With the Global Forum the main body for drawing up ‘blacklists’ of countries deemed ‘non-cooperative’ on tax matters, Mr Pinder said its lack of input into the EU action was mystifying, given that both bodies’ agendas were driven by the same countries.
“I think it’s entirely inconsistent with the initiatives of the OECD, and entirely inconsistent with evidence of good faith by countries like the Bahamas that have complied with best practices and are in good standing,” Mr Pinder said of the EU move.
“I think you have to commend the Bahamas on keeping the position of best practices and a level playing field.
“It seems to be very unfair, and certainly a public ‘name and shame’ exercise by the EU without any basis in objectivity, fairness and fact. It would seem like it’s just an arbitrary determination.”
The EU criteria for including a nation on the list was that it had been ‘blacklisted’ by at least 10 of its 28 members individually.

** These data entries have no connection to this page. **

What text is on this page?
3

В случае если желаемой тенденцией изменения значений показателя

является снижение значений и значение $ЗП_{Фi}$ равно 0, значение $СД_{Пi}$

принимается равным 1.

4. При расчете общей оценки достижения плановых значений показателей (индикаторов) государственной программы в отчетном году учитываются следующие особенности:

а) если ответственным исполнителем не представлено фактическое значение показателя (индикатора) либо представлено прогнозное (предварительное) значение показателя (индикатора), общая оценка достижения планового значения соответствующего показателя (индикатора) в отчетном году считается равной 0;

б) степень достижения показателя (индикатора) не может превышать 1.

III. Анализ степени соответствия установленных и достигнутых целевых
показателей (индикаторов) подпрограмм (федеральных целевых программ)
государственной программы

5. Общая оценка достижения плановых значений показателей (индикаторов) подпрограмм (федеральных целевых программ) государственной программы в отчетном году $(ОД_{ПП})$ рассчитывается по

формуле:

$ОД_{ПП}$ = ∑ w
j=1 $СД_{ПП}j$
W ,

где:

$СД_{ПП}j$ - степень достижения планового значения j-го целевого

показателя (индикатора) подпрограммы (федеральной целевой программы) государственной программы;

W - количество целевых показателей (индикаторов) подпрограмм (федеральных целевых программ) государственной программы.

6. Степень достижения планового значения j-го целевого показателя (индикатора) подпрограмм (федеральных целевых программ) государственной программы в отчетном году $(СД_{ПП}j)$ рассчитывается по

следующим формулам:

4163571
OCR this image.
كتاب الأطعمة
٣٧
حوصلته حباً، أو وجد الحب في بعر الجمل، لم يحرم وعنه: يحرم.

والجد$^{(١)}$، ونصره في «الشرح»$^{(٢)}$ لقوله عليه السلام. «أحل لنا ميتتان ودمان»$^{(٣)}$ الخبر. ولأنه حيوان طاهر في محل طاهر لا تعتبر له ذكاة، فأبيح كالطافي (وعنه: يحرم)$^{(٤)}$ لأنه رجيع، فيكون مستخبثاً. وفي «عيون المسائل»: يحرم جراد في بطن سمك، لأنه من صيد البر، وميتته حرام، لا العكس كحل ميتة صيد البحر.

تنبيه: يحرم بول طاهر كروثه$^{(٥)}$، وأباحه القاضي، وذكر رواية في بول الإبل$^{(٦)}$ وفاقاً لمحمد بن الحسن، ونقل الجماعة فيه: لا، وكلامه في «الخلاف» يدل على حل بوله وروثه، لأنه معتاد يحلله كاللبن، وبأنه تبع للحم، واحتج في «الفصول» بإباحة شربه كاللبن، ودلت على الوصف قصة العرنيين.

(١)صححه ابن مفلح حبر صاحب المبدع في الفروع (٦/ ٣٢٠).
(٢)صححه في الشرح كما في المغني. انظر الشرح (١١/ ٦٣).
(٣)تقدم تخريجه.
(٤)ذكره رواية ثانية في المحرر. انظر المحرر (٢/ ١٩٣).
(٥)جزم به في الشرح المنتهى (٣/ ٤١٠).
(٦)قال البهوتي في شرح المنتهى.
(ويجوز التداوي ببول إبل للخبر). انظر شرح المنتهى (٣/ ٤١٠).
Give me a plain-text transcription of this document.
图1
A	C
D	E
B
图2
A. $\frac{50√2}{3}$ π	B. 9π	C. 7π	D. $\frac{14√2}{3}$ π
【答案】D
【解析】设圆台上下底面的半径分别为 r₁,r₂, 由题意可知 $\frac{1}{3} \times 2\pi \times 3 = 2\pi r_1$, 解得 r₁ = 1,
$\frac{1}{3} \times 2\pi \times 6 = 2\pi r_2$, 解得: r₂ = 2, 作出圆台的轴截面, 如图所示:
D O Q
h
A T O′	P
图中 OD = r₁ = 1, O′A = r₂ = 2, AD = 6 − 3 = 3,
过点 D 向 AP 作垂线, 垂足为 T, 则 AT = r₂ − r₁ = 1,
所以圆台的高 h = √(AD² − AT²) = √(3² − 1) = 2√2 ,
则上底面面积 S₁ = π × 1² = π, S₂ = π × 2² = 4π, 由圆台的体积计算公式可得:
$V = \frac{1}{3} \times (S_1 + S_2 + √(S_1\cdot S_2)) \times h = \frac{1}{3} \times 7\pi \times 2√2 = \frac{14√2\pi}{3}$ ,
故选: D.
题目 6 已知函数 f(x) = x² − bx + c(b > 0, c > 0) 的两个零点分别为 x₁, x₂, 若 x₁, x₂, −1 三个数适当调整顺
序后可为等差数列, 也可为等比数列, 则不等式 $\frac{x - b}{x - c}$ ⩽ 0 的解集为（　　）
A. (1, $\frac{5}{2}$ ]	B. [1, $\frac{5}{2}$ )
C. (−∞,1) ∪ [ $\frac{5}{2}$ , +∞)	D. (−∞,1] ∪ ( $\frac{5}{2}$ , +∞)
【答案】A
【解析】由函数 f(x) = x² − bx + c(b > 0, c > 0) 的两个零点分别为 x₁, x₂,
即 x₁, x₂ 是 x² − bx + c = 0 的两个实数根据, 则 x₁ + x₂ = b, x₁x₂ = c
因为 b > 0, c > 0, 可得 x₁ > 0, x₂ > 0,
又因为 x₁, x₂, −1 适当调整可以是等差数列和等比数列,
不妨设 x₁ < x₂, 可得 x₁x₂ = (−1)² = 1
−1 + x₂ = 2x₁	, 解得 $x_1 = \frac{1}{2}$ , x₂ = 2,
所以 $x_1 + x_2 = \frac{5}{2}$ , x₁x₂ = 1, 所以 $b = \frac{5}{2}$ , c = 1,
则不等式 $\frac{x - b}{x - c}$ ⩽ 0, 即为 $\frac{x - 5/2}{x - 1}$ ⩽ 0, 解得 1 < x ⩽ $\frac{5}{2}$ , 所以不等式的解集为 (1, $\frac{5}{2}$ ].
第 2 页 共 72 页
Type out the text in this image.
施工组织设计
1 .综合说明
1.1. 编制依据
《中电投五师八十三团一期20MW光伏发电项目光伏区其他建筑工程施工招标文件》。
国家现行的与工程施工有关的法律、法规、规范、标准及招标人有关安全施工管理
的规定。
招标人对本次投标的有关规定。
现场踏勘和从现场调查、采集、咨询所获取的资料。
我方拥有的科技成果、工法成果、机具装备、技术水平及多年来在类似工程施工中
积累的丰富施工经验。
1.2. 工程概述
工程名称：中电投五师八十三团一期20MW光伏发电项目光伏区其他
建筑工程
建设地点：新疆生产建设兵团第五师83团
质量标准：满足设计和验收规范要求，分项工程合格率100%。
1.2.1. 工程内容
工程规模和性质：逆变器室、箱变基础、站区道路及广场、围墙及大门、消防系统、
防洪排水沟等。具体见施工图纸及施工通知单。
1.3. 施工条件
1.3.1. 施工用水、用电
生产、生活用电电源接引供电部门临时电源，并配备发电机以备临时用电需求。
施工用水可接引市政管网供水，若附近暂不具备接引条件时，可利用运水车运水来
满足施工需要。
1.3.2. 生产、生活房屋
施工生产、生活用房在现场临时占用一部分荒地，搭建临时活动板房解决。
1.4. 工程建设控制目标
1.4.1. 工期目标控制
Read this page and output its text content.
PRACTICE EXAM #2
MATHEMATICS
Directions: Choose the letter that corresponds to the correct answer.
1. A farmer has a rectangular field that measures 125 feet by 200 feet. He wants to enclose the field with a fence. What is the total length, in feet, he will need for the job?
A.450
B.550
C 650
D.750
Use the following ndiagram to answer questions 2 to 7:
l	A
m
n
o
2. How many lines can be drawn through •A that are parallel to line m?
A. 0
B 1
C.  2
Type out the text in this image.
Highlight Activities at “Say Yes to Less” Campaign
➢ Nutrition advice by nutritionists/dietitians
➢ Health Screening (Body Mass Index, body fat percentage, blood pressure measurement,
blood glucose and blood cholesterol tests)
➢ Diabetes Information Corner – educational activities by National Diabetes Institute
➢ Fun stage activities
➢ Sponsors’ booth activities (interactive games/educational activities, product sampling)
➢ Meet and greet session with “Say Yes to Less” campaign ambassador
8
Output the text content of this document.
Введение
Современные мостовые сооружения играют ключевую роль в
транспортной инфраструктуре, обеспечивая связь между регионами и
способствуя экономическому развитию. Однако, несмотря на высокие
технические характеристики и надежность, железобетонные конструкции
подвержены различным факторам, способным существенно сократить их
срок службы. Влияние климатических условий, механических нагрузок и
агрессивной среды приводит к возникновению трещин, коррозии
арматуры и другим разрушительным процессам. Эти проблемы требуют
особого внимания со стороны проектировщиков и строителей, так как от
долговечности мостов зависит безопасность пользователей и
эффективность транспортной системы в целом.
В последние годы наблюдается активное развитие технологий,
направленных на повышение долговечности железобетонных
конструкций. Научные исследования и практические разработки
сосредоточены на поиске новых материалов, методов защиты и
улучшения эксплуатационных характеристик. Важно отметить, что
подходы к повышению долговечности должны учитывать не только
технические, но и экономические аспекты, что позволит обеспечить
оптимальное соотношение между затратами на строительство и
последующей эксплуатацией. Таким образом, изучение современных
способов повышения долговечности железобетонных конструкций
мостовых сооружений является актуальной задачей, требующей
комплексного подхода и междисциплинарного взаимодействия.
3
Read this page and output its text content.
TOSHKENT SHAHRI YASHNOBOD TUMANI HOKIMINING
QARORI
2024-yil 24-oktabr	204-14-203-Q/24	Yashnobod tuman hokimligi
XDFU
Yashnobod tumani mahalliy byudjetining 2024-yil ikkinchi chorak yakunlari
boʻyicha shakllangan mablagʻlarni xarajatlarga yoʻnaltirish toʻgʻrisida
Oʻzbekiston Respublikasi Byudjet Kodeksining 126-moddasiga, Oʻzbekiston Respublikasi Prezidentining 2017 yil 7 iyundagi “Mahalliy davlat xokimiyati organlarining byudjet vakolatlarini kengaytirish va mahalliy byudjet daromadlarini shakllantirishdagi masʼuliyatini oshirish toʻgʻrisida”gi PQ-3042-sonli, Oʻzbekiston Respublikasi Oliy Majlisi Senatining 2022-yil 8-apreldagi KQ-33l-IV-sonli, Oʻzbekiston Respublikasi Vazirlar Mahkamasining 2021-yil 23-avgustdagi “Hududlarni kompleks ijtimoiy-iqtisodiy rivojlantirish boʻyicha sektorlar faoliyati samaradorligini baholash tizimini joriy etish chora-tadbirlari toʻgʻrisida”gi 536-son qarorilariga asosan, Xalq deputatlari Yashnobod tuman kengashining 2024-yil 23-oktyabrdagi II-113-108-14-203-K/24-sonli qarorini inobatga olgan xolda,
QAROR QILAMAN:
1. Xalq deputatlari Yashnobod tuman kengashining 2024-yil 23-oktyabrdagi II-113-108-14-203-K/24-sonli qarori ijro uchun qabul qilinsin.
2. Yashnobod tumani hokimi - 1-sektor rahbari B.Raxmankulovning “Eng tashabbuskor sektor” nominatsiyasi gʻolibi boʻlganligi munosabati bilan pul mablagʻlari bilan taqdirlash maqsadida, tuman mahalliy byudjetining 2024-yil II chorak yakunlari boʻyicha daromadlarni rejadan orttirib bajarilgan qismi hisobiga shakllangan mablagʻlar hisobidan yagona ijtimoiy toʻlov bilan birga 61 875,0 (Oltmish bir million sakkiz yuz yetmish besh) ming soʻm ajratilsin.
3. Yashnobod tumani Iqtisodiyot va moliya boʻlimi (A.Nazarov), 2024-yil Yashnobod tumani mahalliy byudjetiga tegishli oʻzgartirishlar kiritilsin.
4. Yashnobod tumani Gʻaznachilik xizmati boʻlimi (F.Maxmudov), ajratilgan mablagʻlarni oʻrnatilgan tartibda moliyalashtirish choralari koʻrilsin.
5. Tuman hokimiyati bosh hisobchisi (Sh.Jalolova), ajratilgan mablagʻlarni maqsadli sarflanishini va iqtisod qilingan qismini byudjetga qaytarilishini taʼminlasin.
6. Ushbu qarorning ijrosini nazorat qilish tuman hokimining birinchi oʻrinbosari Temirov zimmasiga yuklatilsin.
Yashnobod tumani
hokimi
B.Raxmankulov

Yet Mr Pinder pointed out that these countries included the likes of Bulgaria, Slovenia, Lithuania and Lativa, which the Bahamas did “little or no business with.
Comments
banker 9 years, 4 months ago
All of the above-mentioned apologists fail to note the yearly erosion of capital under management, and bury their heads in the sand.
Not only is there a flight of capital, but the register of firms doing business in wealth management is an ever shrinking list.
Reminds me of the fellow who fell off the Empire State Building. As he fell past each floor, folks near the window could hear him say "So far, so good!".